In particular, dreams and imaginations surprise us with a creativity we have not made ourselves, despite the importance of our agency. When we consider Roesler’s investigations into the structural analysis of dreams (Roesler, 2025, in print), the dreaming ego’s agency in dream series is a vital sign of progress. The agency is a sign of vitality not only in our daily conscious endeavours but also in dreams, imagination, and in all non‐directed phantasy thinking, which Jung contrasts with directed thinking. Finding in non‐directed phantasy thinking is finding without searching, finding by serendipity.
Conclusion: Coming Full Circle
I have tried to show that spiritual transformation is not a linear but a circular process. Knowledge in Bion’s sense tries to grasp concepts and understand them through definitions. That is why many researchers and interested scholars put effort into the definitions of spirituality. Conversely, spiritual life is not about grasping concepts but being seized (ergriffen) by the spirit. Accordingly, we see the same movement in Bion’s *Faith in O
- and the Jungian ego‐self axis. In other words, there are the active component of agency and the more passive and receptive dimension of being seized by the spirit. Transformations, on the one hand, comprise an active process of modelling attitudes, relationships, and the outer world: the dream ego’s progressive agency in the context of a dream series.

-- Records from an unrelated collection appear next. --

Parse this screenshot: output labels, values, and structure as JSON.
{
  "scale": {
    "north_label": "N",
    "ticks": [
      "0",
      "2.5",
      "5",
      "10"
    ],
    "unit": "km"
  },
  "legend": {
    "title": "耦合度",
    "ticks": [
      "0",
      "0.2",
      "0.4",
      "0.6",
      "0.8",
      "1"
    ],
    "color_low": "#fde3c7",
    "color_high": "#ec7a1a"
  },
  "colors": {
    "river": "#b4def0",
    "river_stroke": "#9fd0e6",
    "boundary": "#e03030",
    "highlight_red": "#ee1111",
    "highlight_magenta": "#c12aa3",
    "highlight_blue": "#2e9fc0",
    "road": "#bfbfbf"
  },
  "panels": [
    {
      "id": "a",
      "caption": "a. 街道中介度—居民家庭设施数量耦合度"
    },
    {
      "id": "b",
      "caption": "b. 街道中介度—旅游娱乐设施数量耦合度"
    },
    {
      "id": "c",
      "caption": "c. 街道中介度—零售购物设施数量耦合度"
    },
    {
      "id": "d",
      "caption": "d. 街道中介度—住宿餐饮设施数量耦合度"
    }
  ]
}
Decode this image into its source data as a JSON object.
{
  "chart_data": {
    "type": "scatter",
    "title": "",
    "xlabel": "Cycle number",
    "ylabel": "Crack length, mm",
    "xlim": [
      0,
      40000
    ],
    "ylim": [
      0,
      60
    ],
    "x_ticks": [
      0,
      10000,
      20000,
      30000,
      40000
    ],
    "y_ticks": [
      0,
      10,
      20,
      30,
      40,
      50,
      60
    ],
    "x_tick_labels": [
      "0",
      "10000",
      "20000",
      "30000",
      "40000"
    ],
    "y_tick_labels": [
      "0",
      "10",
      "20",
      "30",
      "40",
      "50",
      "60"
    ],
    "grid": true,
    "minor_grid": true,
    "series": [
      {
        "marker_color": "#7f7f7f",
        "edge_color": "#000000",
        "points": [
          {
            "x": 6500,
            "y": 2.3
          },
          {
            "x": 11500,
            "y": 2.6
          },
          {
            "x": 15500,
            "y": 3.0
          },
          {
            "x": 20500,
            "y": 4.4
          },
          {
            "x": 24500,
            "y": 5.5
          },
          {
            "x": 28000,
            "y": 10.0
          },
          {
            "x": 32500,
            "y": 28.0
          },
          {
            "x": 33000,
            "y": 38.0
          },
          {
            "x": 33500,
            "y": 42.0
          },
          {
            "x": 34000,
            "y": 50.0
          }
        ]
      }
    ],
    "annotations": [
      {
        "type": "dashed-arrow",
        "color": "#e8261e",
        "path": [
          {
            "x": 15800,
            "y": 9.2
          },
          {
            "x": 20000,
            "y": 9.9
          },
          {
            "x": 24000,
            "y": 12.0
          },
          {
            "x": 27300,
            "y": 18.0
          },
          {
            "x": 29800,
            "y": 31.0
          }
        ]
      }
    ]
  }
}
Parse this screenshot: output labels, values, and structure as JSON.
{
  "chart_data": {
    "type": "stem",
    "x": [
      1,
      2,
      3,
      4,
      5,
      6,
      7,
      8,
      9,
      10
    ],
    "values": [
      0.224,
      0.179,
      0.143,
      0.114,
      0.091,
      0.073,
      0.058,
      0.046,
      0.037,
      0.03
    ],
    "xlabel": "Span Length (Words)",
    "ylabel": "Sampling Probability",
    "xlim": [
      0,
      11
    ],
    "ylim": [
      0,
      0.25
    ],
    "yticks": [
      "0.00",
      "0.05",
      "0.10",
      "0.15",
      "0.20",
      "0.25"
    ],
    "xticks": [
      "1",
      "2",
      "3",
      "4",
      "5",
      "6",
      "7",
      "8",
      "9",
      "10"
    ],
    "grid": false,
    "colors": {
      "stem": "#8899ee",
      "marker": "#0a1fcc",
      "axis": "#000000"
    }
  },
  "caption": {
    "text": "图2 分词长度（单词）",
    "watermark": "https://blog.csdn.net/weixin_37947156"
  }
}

On the other hand, transformation is gratitude and acceptance of createdness, as Ignatius of Loyola says, often quoted by Jung. Createdness transforms an acting subject into a spiritual person, opening themselves towards transcendence. Imagination, and even more dreaming, remind us that we are active, although not only knowing K but searching the unknown O in an apophatic way A. Apophatic in the tradition of negative theology reminds us that we can never control nor define God, that we cannot dispose of God. This spiritual experience can also inform our attitude as analysts.